Cuerpos yacían esparcidos por el suelo. Soldados humanos, brujos, hadas de hielo, fénix y soldados sombra. Sus rostros pálidos e inertes, extremidades torcidas en ángulos grotescos. La sangre pintaba las piedras y la tierra en crueles salpicaduras, formando charcos gruesos y brillantes que se adherían a sus zapatos mientras caminaba.
Se volvió peor cuanto más se acercaba a la plaza del pueblo. Vigas destrozadas y mampostería rota marcaban dónde había edificios, ahora reducidos a ruinas humeantes. Los cuerpos ya no estaban intactos. Cabezas y extremidades estaban esparcidas por todas partes. Materia cerebral, vísceras y sangre manchaba el suelo y lo que quedaba de los edificios. El aire estaba ahogado con polvo, pesado con el hedor metálico de la sangre y el picor acre del humo.
El Príncipe Ron se puso pálido como la muerte. Se cubrió la nariz con la manga, su estómago retorciéndose violentamente mientras la bilis subía por su garganta. Presionó sus labios juntos, tragando fuerte contra el impulso de vomitar. Nunca había visto tal carnicería de cerca, nunca había caminado por la secuela de una verdadera guerra y era horrible. Parecía que todas las criaturas y humanos habían peleado juntos contra el Maestro de la Sombra y sus soldados. Y todos habían perecido.
Le asustaba pero se obligó a avanzar. Ahora no era el momento de tener miedo. Todos los humanos y criaturas habían peleado valientemente. No podía dejarlos morir por nada.
Por fin, llegó a las afueras de la plaza, donde altos árboles ahora rodeaban el lugar. Sus gruesos troncos y ramas extensas habían sido devastados por la explosión. Algunos estaban carbonizados, otros agrietados en el medio, sus hojas curvándose y cayendo en montones. Algunos eran altos y delgados como lanzas que apuñalaban el cielo, mientras otros eran tan anchos y masivos que parecían paredes de madera. Juntos formaban una barrera densa y sombría alrededor de la plaza del pueblo.

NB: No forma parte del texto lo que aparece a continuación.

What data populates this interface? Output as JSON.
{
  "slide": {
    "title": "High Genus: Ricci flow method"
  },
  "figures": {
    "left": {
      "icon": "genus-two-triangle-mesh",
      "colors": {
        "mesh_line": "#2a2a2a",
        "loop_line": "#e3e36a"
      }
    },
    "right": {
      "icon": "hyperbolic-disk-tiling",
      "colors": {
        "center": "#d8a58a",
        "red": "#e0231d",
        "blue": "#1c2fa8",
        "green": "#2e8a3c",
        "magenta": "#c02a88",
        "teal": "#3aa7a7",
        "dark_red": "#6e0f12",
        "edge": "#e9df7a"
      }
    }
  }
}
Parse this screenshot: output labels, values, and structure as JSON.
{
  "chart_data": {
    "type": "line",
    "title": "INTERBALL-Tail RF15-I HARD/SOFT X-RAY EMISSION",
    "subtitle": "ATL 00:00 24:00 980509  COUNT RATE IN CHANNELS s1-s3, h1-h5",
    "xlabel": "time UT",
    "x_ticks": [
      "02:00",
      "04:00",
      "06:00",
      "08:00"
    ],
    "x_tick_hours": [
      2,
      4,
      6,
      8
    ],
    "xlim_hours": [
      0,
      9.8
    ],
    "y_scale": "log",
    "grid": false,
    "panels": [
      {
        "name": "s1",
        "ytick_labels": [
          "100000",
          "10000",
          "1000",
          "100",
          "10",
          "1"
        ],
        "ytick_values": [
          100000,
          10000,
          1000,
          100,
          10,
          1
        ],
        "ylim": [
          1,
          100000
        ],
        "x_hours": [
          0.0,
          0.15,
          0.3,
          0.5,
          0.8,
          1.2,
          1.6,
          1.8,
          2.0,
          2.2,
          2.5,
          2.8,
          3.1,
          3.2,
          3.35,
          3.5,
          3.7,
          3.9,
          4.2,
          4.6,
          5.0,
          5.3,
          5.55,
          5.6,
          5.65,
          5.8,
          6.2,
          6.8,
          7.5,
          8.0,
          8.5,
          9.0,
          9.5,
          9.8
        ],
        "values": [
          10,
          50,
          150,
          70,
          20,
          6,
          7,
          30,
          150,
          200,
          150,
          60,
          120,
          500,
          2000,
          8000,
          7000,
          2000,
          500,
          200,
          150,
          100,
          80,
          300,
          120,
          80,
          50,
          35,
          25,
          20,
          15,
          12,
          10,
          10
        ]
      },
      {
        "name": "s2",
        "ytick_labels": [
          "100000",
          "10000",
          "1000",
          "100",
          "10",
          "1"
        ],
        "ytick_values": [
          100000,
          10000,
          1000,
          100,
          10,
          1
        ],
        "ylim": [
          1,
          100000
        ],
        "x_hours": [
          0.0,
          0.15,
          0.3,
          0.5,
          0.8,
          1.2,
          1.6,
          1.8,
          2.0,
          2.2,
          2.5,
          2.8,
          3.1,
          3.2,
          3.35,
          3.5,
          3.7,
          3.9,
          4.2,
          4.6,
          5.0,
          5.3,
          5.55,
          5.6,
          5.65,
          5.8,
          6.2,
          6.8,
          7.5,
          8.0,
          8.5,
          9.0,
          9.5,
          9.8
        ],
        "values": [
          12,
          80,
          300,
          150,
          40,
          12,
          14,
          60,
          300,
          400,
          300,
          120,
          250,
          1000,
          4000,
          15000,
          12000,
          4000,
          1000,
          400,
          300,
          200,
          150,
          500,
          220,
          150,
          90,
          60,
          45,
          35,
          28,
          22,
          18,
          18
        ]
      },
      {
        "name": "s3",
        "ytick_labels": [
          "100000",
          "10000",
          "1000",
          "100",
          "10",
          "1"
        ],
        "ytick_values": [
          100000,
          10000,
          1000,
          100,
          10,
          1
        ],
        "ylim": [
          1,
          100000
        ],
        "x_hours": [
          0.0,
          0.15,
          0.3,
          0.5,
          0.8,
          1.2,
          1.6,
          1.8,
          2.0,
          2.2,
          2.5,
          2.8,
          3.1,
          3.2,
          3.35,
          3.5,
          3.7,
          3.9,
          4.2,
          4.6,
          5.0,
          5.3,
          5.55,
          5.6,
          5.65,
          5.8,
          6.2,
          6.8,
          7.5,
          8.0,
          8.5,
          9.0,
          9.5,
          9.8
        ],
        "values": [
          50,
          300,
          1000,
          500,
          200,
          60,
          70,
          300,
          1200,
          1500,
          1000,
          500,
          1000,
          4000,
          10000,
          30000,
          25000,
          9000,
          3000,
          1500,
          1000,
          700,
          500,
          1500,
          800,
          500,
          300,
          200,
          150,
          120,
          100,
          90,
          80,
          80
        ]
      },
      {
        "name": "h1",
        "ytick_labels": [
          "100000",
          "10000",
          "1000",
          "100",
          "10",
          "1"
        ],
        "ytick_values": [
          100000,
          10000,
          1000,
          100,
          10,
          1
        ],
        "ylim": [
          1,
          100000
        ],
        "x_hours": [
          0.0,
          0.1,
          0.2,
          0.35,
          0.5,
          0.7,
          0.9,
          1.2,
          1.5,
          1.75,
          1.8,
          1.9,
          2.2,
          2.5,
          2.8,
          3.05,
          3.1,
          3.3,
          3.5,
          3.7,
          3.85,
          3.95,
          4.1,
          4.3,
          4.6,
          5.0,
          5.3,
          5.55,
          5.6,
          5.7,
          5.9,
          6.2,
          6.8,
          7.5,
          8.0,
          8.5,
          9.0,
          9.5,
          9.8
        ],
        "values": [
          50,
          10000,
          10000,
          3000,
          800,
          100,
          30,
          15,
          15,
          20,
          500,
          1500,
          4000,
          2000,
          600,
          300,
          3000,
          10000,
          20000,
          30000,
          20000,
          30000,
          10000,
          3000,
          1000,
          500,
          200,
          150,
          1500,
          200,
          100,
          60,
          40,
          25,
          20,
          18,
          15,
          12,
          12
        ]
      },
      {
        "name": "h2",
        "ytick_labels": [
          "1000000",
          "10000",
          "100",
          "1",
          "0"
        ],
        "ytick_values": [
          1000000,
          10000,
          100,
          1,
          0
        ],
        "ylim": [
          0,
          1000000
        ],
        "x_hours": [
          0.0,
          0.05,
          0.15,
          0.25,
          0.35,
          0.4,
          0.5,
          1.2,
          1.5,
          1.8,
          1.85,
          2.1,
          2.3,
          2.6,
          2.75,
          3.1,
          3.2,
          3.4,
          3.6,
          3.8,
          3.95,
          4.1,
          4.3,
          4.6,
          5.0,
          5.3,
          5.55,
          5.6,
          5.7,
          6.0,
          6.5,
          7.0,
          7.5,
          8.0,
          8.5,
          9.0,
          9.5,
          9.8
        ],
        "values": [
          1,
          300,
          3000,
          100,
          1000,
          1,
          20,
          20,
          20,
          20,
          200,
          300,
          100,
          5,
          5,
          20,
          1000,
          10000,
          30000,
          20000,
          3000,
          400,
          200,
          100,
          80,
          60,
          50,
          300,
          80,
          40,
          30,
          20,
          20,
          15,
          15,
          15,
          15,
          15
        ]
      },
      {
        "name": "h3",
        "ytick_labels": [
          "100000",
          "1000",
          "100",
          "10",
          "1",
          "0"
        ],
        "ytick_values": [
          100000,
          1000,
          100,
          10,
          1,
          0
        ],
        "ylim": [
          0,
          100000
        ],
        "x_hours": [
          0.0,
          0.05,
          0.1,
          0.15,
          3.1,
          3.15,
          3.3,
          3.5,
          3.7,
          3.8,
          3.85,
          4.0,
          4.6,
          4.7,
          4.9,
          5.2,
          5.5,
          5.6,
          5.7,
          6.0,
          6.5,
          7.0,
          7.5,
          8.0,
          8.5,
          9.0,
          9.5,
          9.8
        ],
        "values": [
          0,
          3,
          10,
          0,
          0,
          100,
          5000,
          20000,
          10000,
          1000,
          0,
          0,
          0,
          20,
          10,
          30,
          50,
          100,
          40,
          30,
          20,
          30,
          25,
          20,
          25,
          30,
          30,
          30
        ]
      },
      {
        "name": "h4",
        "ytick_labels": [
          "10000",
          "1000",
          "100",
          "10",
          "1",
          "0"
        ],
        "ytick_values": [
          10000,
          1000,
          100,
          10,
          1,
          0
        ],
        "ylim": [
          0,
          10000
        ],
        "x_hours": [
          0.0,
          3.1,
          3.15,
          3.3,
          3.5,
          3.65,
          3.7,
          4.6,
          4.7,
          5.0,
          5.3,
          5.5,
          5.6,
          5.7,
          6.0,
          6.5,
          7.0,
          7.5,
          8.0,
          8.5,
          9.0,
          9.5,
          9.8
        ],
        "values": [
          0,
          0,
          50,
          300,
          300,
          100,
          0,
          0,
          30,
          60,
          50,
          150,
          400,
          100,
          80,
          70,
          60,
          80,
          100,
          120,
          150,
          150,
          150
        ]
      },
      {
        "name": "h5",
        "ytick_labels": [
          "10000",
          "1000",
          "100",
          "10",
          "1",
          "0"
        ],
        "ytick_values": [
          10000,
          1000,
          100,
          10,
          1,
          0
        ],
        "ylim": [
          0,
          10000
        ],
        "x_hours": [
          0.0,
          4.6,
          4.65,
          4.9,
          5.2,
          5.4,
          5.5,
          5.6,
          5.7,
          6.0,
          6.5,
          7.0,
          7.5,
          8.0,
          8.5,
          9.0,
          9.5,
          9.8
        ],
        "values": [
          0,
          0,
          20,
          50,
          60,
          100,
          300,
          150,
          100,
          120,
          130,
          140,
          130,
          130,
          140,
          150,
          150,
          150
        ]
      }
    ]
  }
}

El Príncipe Ron vaciló en la entrada, su corazón latía con fuerza en su pecho. ¿De dónde aparecieron árboles de repente? ¿Y por qué en la plaza del pueblo? Pero luego, sacudió su cabeza. Ahora no era el momento de pensar en todo esto. Tenía que encontrar a Zedekiel. Podía sentirlo a través del vínculo lo cual le hacía saber que estaba cerca.
Empujó a través de las ramas, teniendo cuidado de no rasparse.
«Zedekiel,» susurró a través del vínculo mental. «¿Puedes oírme? Sé lo que está pasando.»
Esperó un rato pero no hubo respuesta. Solo el silencio asfixiante presionando contra su mente.
«Maelda me mostró todo,» trató de nuevo. «Creo que sé cómo podemos ganar esto. Tengo un plan. ¿Puedes oírme?»
Silencio.
Suspiró. ¿Podría ser que su amado estaba demasiado ocupado peleando con el Maestro de la Sombra para responder? Pero luego, no podía escuchar ningún sonido de pelea. La plaza del pueblo estaba mortalmente silenciosa. Entonces, ¿por qué su amado no le respondía? Algo debía estar terriblemente mal.
Cuando finalmente irrumpió en el claro, se congeló. La plaza era irreconocible.